Student teams came up with diverse proposals ranging from new product recommendations to unique business operating models. Beyond trying to make a profit, MKOPA serves an important role in rural Africa where there is poor access to the grid: Its solar home systems are the leading way to electrify rural areas in Kenya where more than 30% of Kenyans still lack electricity access. MKOPA has already sold nearly 500,000 solar home systems—predominantly in Kenya—so the solar home system market there is becoming increasingly saturated.

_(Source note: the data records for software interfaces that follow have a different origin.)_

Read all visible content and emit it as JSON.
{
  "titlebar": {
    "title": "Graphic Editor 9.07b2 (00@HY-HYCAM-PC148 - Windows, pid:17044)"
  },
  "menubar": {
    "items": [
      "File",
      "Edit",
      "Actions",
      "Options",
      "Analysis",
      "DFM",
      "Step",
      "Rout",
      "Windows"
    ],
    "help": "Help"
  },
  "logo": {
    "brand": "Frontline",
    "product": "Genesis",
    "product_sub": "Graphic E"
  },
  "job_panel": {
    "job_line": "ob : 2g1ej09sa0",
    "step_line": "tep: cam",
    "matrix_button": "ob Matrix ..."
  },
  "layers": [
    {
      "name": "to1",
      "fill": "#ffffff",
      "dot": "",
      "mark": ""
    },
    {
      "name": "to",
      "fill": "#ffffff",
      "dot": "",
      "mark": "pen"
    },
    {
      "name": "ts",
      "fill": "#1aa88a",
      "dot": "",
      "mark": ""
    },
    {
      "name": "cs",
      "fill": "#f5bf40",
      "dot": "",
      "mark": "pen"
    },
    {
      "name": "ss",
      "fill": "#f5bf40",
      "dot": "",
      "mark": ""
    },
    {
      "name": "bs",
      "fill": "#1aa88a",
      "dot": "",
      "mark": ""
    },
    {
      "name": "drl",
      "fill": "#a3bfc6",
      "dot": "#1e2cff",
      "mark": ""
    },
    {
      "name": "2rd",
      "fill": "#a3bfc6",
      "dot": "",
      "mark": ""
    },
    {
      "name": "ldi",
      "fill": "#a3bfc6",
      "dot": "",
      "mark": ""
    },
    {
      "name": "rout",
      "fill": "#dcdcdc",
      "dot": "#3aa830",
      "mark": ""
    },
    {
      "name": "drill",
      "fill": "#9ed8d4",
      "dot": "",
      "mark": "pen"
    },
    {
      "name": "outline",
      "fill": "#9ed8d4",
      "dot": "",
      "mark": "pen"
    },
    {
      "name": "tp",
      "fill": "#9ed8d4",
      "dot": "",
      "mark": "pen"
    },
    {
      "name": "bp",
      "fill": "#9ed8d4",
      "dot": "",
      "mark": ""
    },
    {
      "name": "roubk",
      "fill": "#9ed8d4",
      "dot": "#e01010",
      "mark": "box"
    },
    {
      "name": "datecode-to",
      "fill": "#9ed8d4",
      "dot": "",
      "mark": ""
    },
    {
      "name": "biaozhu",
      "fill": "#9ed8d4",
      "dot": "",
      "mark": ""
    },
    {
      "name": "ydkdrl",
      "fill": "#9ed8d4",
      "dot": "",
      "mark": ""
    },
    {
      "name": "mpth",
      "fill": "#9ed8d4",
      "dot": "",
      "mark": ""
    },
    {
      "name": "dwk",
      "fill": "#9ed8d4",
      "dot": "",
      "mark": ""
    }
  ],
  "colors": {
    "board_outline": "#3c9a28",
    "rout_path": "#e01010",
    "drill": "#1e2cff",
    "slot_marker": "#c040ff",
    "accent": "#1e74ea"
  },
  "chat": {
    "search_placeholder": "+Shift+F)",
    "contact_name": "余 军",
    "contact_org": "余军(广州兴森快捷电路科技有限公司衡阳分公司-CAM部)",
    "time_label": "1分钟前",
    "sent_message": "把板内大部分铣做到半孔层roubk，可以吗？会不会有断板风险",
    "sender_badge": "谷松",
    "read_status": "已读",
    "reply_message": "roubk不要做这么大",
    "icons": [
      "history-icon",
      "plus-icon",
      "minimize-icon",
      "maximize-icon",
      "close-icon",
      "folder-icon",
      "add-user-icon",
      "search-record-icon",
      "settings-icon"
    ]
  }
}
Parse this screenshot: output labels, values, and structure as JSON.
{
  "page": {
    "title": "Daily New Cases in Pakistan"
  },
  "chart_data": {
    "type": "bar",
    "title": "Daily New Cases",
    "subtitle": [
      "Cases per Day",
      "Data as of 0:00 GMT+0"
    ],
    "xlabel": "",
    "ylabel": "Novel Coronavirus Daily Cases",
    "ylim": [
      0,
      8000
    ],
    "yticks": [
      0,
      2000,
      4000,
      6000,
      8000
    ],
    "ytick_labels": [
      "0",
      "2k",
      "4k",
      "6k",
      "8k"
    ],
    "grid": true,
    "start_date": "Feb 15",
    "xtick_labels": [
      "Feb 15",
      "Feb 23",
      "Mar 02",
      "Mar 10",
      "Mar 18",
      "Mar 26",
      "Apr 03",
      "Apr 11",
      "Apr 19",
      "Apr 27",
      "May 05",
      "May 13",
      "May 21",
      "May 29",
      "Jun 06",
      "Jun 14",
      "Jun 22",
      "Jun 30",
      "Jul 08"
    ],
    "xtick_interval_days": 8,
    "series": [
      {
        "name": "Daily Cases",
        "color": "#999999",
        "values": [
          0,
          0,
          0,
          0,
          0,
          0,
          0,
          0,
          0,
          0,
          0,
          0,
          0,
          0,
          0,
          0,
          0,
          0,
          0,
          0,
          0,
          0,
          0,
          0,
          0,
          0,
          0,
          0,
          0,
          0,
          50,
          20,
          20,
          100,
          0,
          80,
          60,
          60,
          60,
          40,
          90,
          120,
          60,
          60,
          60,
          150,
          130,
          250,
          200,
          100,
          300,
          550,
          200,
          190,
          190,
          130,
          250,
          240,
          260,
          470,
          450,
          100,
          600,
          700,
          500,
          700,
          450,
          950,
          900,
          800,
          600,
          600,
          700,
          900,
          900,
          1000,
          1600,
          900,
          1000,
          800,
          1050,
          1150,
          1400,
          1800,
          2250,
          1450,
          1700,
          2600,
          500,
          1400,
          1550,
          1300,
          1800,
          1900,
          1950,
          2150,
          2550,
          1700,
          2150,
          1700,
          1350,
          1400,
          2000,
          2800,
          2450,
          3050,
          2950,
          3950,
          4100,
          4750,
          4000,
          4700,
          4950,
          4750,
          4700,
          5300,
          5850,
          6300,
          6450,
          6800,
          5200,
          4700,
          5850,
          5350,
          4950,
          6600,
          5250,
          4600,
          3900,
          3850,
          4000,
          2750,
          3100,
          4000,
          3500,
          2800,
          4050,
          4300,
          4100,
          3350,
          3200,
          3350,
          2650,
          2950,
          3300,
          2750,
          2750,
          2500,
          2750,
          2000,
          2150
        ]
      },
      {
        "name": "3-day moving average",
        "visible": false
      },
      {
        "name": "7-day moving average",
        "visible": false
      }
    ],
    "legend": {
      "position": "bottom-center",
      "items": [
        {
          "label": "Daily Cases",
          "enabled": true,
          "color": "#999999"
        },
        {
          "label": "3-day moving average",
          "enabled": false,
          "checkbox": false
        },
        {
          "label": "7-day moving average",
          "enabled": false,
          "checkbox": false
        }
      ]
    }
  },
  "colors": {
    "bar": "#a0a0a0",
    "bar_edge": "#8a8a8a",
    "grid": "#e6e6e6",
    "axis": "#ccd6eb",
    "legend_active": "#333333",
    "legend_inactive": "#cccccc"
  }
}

The Wharton team recommended a multi-pronged solution. First, they suggested that MKOPA expand its core business through new product lines and business model optimization. As rural Kenyans continue to become more electrified, MKOPA can maximize the opportunity to upsell additional products. Second, they recommended leveraging the company’s brand recognition across rural Africa and find ways to provide products to consumers without being limited by lending capabilities. (Note: MKOPA’s current business model involves providing solar home systems to customers on credit. Rural Kenyans pay roughly 50 cents per day, the comparable price of lighting their homes with kerosene, until the system is paid off.)
Beyond expanding the core business, the Wharton team recommended that MKOPA start deploying solar-powered “smart villages,” a community-based solution to not only provide electricity to rural Kenyans but also to improve their living standards. Each smart village would essentially be a large box (e.g. storage container) with solar panels on top and a battery underneath—providing a small amount of electricity to sterilize water for the local community and provide a host of other amenities.
The judges were particularly interested in the novelty of the team’s smart village concept and comprehensive plan, which included an estimate of energy consumption and an in-depth regional analysis to identify areas in Kenya to target first.
“I loved being able to take a deep-dive into one of the most pressing issues for rural Kenyans today—energy access,” said team member Karl Chan, who had previously spent time in rural Kenya helping launch a school. “To this day, many [Kenyans] rely on kerosene lamps and diesel generators, which are neither cost-effective nor environmentally friendly.”
“I hope our collective work will contribute to increased energy security for rural Kenyans,” said Wharton team member Michael Alexander.